Mais de 10 anos depois, a autonomia do Banco Central foi efetivada durante o governo Bolsonaro e mantida pela gestão atual. O país, sob este primeiro governo com a medida em vigor, projeta a menor inflação acumulada em um único mandato desde a redemocratização – um indicador diretamente atrelado à missão institucional da autoridade monetária.

Esse contraste reforça, entre os aliados de Flávio Bolsonaro, a percepção de que o tema exige máxima cautela na arena eleitoral. Mesmo proposições que se mostram eficazes tendem a ser tratadas com discrição, frente ao histórico de exploração política por parte de campanhas do PT.

Estratégia jurídica mais ativa

No campo jurídico, a campanha elabora um levantamento detalhado de precedentes eleitorais, com foco especial na disputa de 2022, buscando manter um arsenal argumentativo pronto para uso imediato.

Essa postura representa uma diferença significativa em relação à estratégia adotada por Jair Bolsonaro em 2022, que se apresentava como um “outsider” e acionava pouco a Justiça Eleitoral contra Lula. Flávio Bolsonaro, por outro lado, posiciona-se como um político tradicional e deve adotar uma atuação mais proativa nas cortes, alinhado à estratégia empregada por Luiz Inácio Lula da Silva em campanhas recentes.

Infraestrutura como eixo de desenvolvimento

Na área de infraestrutura, as discussões envolvem operadores do setor e renomados especialistas, visando estruturar um plano robusto de expansão, com foco na modernização e na retomada de obras paralisadas.

Internamente, avalia-se que existe um vasto espaço para transformar projetos interrompidos em ativos econômicos significativos, com impacto direto no crescimento e na geração de empregos.

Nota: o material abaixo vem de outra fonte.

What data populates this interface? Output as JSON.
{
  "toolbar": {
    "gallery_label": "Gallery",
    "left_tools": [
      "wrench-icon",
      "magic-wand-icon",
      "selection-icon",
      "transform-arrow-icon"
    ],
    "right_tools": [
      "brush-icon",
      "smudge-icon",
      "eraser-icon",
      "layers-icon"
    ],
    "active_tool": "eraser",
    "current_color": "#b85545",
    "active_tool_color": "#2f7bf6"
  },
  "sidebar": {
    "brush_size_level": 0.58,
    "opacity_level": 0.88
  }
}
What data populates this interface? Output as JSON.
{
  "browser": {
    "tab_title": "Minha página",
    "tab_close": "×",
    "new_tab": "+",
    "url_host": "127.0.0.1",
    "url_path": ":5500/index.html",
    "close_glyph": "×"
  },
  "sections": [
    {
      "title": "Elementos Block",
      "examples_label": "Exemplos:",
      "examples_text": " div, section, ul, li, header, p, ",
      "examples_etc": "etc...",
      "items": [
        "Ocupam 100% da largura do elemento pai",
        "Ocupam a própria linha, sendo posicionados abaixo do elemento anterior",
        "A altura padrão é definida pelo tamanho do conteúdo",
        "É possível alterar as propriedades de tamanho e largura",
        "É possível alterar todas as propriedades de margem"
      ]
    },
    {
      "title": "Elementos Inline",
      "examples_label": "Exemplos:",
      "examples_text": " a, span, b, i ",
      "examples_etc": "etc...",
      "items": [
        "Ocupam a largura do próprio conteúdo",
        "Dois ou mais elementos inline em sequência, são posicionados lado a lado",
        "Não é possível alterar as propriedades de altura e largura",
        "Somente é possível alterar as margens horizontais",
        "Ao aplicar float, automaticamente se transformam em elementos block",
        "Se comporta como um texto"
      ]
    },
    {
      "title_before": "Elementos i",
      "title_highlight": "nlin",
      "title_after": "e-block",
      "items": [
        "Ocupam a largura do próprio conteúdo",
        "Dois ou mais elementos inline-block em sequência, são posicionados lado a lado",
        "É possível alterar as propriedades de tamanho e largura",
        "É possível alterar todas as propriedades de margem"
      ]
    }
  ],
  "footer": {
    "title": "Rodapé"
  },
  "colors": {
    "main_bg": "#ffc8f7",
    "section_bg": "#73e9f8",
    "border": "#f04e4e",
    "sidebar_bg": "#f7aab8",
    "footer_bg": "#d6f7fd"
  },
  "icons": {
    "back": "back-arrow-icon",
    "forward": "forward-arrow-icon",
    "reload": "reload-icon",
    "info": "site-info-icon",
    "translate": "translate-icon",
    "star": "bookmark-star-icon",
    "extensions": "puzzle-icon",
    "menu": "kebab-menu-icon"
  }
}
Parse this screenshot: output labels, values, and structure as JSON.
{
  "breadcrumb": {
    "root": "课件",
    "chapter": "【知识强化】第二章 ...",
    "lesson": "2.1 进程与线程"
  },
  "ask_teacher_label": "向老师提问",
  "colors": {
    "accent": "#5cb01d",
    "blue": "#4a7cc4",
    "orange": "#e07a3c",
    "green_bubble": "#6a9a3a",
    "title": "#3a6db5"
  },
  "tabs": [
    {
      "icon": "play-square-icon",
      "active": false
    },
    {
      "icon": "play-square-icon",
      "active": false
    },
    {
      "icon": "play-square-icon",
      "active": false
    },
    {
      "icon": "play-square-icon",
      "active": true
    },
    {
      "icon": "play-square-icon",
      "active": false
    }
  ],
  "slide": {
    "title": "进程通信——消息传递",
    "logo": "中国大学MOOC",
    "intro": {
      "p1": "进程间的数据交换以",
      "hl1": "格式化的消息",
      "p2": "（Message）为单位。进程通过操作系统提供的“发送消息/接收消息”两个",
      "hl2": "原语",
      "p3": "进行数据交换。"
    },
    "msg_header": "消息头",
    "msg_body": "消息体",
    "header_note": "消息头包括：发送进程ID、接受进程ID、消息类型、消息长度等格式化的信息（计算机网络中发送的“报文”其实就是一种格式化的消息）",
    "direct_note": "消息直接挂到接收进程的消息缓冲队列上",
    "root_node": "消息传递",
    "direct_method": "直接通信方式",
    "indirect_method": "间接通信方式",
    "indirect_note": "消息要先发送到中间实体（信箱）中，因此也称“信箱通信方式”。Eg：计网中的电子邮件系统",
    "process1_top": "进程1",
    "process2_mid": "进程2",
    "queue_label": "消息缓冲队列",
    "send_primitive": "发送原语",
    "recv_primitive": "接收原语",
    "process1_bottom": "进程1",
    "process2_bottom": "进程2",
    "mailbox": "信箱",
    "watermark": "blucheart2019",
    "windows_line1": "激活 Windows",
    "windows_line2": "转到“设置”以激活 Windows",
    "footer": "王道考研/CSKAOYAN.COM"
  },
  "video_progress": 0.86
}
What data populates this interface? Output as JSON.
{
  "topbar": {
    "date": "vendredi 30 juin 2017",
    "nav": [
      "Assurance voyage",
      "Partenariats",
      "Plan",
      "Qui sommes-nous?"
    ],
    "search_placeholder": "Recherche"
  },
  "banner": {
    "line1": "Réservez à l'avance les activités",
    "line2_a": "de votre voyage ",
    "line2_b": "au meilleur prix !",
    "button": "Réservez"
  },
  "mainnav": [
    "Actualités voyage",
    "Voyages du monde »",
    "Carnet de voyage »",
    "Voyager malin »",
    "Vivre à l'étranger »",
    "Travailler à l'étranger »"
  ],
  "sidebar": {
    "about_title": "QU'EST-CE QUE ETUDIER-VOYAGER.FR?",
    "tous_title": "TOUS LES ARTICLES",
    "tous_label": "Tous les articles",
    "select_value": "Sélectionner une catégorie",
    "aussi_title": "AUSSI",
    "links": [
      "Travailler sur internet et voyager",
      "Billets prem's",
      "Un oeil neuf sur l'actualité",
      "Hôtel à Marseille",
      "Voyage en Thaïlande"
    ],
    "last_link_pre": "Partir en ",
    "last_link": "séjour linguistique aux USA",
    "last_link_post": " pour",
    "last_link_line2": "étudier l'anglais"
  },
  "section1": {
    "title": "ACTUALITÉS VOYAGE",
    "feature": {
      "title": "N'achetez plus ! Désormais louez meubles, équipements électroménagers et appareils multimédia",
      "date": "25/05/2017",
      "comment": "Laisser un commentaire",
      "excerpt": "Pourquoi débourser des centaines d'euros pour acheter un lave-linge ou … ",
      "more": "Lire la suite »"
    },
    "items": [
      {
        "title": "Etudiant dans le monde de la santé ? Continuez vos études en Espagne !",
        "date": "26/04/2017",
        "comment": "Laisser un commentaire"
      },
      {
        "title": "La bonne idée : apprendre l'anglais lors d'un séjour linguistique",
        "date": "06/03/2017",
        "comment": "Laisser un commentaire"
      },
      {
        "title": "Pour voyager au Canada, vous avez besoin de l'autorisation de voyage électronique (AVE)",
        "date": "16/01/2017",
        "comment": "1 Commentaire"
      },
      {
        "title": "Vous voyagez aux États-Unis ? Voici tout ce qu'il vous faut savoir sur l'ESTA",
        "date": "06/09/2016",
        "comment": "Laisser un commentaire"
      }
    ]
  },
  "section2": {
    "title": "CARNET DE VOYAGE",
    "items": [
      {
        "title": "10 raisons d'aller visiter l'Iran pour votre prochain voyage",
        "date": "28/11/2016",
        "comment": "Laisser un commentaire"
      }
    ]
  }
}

Comunicação ainda em definição

O núcleo de comunicação é o único que ainda carece de uma definição formal completa. Contudo, Marcello Lopes tem conduzido as operações cotidianas com desenvoltura.

Sua equipe já concebeu e testou em pesquisas qualitativas algumas das linhas narrativas, incluindo o slogan “meu amigo Flávio”, que visa aproximar o candidato do eleitorado.

Outro eixo é a comparação simbólica com Luiz Inácio Lula da Silva. Em grupos qualitativos, o atual presidente é associado a um Chevrolet Opala – um ícone do passado, outrora objeto de desejo, mas hoje percebido como caro e pouco prático para o cotidiano.

Flávio Bolsonaro, por sua vez, surge como uma alternativa mais moderna, embora ainda envolta em incertezas sobre o futuro, em analogia a veículos contemporâneos como o BYD.

A campanha interpreta que o grande desafio será converter essa percepção de “novo com dúvida” em “novo com confiança”, sem perder o apelo de renovação que atualmente define a imagem do senador.